We carry on. Because we are human. Because there is no alternative. The clichés roll off our tongues – “It is what it is”, “What will be will be”, “You never know what’s around the corner”.
And so, we must look to the light in the tunnel, not at the end of it; at present, that is all we know. We take refuge and joy in the arts – and if ever there was a time to count our blessings in the creativity of writers, musicians, painters, every artist in every field, this is it.
We must also give thanks for the light that shines more brightly than any other – that of our health care workers, putting their lives on the front line every day to save others. I could never do it; I do not know how anyone does. Many have lost their lives so that the sick can be healed; I know of no greater sacrifice.
We must also be grateful, in our dark tunnel, for the light of the rational Governor Cuomo, whose press conferences (though no longer daily) are still like a meditative space that keeps panic at bay (just). His brother, Chris, who is an anchor at CNN, contracted the virus (he recovered) and the pair briefly entertained us in their online exchanges, to much unjustified criticism. Chris also appeared in a moving interview on the entertainment channel TMZ, which has also been a beacon of good sense: presenter Harvey Levin, who warned of the dangers very early on, is exceptional.
We really are all in this together, including the queue that has gathered around my fiancé – Hey! Six feet apart, people! Six miles, if I had my way! – who has emerged a real hero for our times.

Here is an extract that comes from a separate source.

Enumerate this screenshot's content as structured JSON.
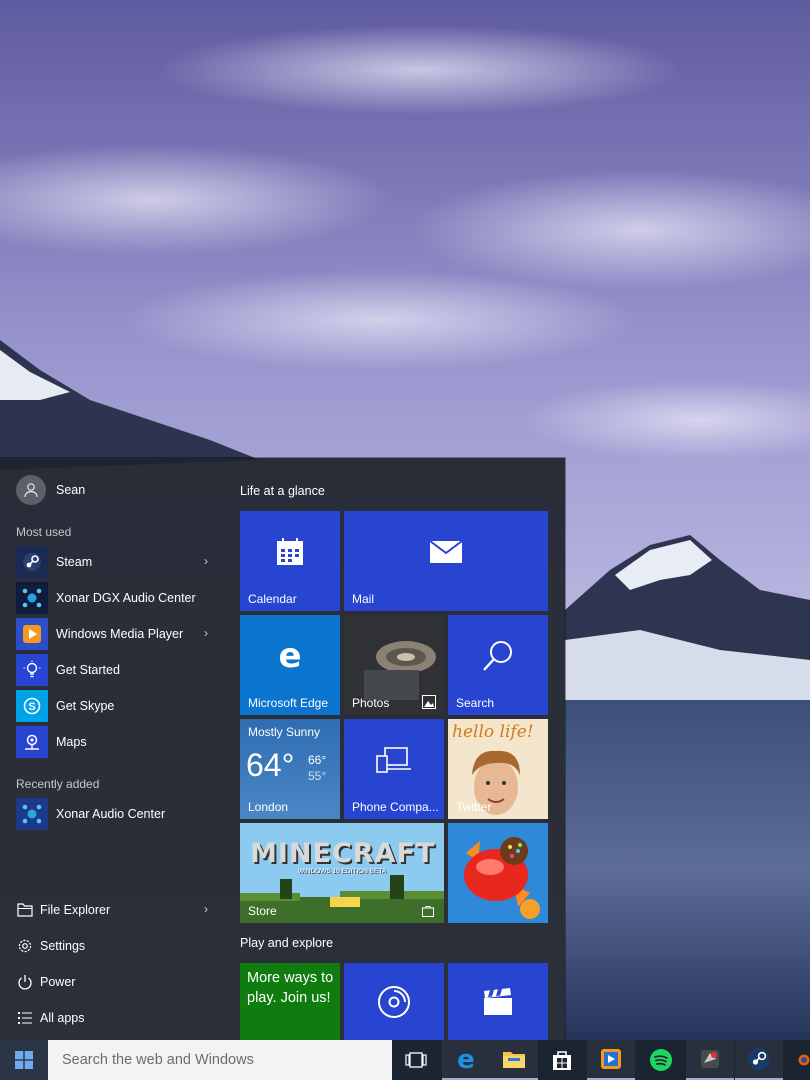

Let’s just hope he’s stocked up on Clorox for our first dance at our wedding reception, as I still won’t be taking any risks.
Yes, of course I’m thinking ahead.
What about when the pandemic is over, and I’ll have the worry if Andrew decides to run for President (as his brother and many have suggested) and I end up as First Lady? I’ll have to put make-up on every day. I’m also not sure I want to be gathering up my husband’s brains from the back seat of a car when he’s assassinated. Will there be Clorox in the glove compartment?
Sometimes, I think I worry too much.